Namensgebung/Namensrecht

Allgemeine Informationen:

Bei der Namensgebung ist zwischen Vor- und Familienname zu unterscheiden.

  • Vorname:

Den Vornamen für Ihr Kind können Sie weitgehend selbst bestimmen. Nicht erlaubt sind Bezeichnungen, die ihrem Wesen nach keine Vornamen sind (zum Beispiel Warennamen, Fantasienamen, Verunglimpfungen). Auch sind für Mädchen nur weibliche und für Jungen nur männliche Vornamen zulässig. Bei Namen, die sowohl für Mädchen als auch für Jungen als Vornamen verwendet werden (zum Beispiel Kai, Chris, Alex) ist ein zweiter Vorname, aus dem eindeutig das Geschlecht des Kindes hervorgeht, auszuwählen.

Die Entscheidung, welchen Vornamen das Kind tragen soll, haben die Eltern in Ausübung der Verantwortung für das Kind zu treffen. Dem Recht der Eltern zur Wahl des Vornamens darf dort eine Grenze gesetzt werden, wo seine Ausübung das Kindeswohl zu beeinträchtigen droht. Dies betrifft auch die Anzahl der Vornamen.

TIPP: Unproblematisch sind Vornamen, die in Vornamensverzeichnissen enthalten sind. Diese sind im Buchhandel erhältlich. Auch im Internet gibt es Vornamensverzeichnisse.

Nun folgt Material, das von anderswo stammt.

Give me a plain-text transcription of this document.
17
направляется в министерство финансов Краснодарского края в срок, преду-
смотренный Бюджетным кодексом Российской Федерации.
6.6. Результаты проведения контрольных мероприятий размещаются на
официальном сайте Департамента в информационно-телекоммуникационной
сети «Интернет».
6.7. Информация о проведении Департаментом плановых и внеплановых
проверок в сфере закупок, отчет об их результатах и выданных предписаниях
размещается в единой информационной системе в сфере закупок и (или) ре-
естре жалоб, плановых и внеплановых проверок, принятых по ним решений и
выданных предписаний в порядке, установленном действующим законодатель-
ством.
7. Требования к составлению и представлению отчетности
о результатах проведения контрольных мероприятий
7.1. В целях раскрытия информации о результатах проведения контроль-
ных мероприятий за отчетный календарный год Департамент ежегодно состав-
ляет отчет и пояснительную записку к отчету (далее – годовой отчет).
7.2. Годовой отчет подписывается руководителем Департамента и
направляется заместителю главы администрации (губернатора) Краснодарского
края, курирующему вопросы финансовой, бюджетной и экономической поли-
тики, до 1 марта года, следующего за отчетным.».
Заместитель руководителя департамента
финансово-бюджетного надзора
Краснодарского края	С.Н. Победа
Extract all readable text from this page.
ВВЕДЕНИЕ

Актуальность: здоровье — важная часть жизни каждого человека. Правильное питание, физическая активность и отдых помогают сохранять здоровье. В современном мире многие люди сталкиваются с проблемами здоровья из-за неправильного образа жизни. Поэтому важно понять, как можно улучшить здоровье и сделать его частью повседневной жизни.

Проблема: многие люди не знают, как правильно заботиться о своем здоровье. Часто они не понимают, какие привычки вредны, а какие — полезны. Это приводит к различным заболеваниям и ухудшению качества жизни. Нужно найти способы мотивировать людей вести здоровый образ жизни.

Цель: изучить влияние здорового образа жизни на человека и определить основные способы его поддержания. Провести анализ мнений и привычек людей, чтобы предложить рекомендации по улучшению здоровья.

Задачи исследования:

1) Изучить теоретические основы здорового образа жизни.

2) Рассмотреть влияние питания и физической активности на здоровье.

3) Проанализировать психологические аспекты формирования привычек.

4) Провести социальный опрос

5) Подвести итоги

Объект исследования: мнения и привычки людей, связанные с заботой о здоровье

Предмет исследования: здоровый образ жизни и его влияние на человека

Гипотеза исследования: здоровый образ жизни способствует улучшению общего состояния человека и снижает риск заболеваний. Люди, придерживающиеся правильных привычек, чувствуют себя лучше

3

HINWEIS: Sind beide Elternteile sorgeberechtigt, steht ihnen das Recht zur Vornamenserteilung gemeinsam zu. Ist nur ein Elternteil sorgeberechtigt, so darf dieser den Vornamen aussuchen.

  • Familienname:

Für die Bestimmung des Familiennamens Ihres Kindes (auch Geburtsname genannt) gibt es folgende Möglichkeiten: Das Kind erhält als Geburtsname entweder den Ehenamen seiner Eltern, den Familiennamen seines Vaters oder den Familiennamen seiner Mutter.

Führen die miteinander verheirateten Eltern einen Ehenamen, so erhält das Kind den Ehenamen als Geburtsnamen. Führen Sie keinen Ehenamen, so bestimmen die Eltern den Familiennamen, den die Mutter oder der Vater zur Zeit der Erklärung führt, zum Geburtsnamen des Kindes. Diese Bestimmung gilt dann auch für alle weiteren Kinder.

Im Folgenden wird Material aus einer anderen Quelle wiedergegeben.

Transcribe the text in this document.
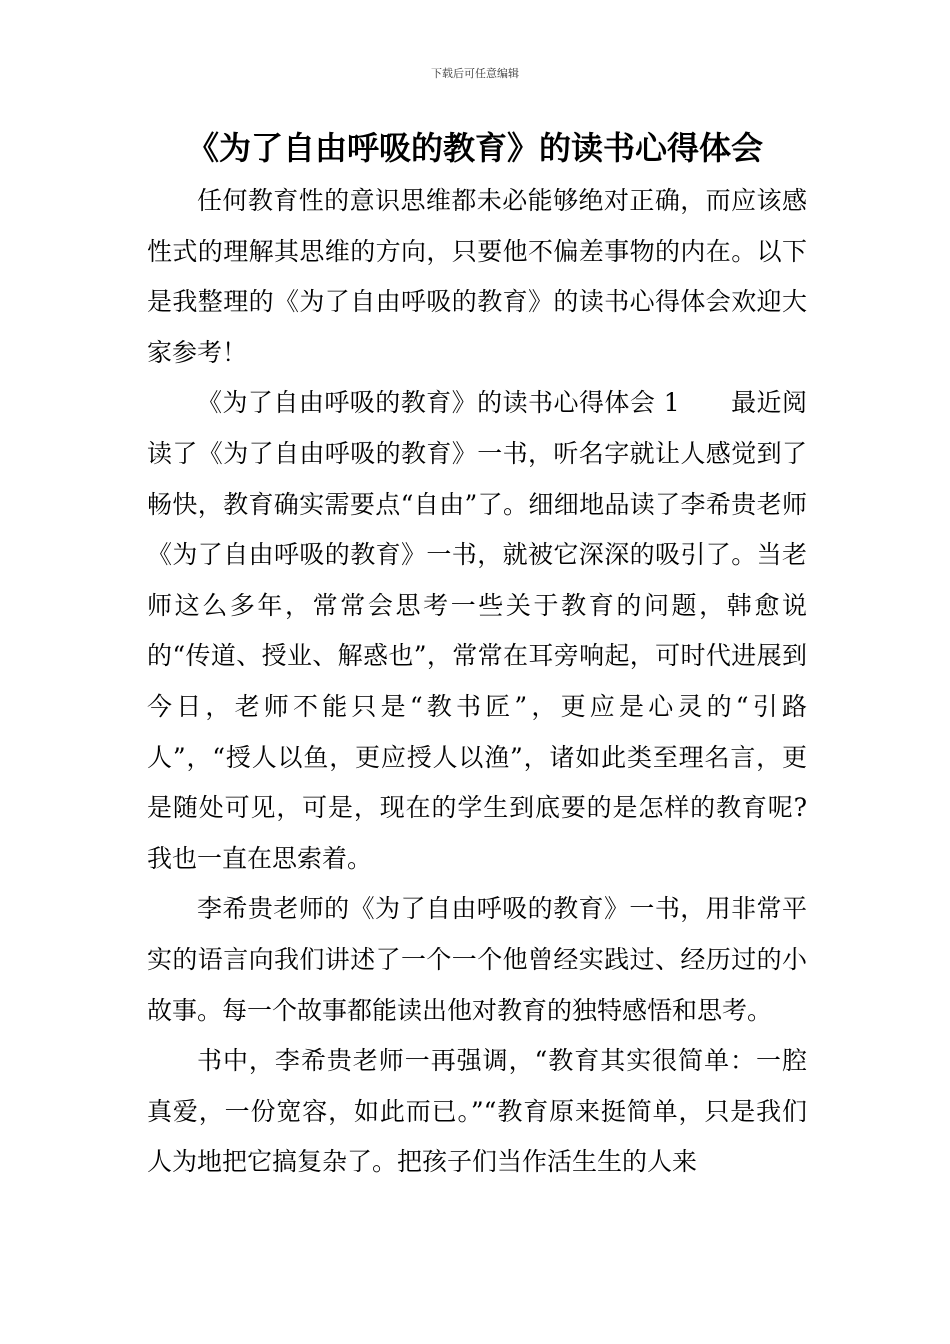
下载后可任意编辑
《为了自由呼吸的教育》的读书心得体会

任何教育性的意识思维都未必能够绝对正确，而应该感性式的理解其思维的方向，只要他不偏差事物的内在。以下是我整理的《为了自由呼吸的教育》的读书心得体会欢迎大家参考！

《为了自由呼吸的教育》的读书心得体会 1　　最近阅读了《为了自由呼吸的教育》一书，听名字就让人感觉到了畅快，教育确实需要点“自由”了。细细地品读了李希贵老师《为了自由呼吸的教育》一书，就被它深深的吸引了。当老师这么多年，常常会思考一些关于教育的问题，韩愈说的“传道、授业、解惑也”，常常在耳旁响起，可时代进展到今日，老师不能只是“教书匠”，更应是心灵的“引路人”，“授人以鱼，更应授人以渔”，诸如此类至理名言，更是随处可见，可是，现在的学生到底要的是怎样的教育呢?我也一直在思索着。

李希贵老师的《为了自由呼吸的教育》一书，用非常平实的语言向我们讲述了一个一个他曾经实践过、经历过的小故事。每一个故事都能读出他对教育的独特感悟和思考。

书中，李希贵老师一再强调，“教育其实很简单：一腔真爱，一份宽容，如此而已。”“教育原来挺简单，只是我们人为地把它搞复杂了。把孩子们当作活生生的人来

Wenn die Eltern des Kindes nicht miteinander verheiratet sind und ein Elternteil das alleinige Sorgerecht für das Kind hat, so erhält das Kind den Familiennamen des Sorgeberechtigten. Der Sorgeberechtigte hat jedoch die Möglichkeit, dem Kind den Familiennamen des nicht sorgeberechtigten Elternteils zu erteilen. Hierzu ist allerdings dessen Einwilligung nötig.
Hat ein Elternteil wieder geheiratet oder eine Lebenspartnerschaft begründet, kann dem Kind durch Erklärung gegenüber dem Standesbeamten der neue Ehe-/Lebenspartnerschaftsnamen erteilt werden. Dieser Name kann auch dem von dem Kind zur Zeit der Erklärung geführten Familiennamen vorangestellt oder angefügt werden. Voraussetzung ist, dass das Kind im gemeinsamen Haushalt mit dem wiederverheirateten oder in Lebenspartnerschaft lebenden Elternteil lebt. Die Erteilung, Voranstellung oder Anfügung des Namens bedarf der Einwilligung des anderen Elternteils, wenn gemeinsames Sorgerecht besteht. Hat das Kind das fünfte Lebensjahr vollendet, bedarf es auch der Einwilligung des Kindes.

HINWEIS: Die Erklärungen müssen öffentlich beglaubigt werden.

Bei einem Kind mit ausländischer Staatsangehörigkeit bestimmt sich der Name grundsätzlich nach dem Recht des Staates, dem es angehört.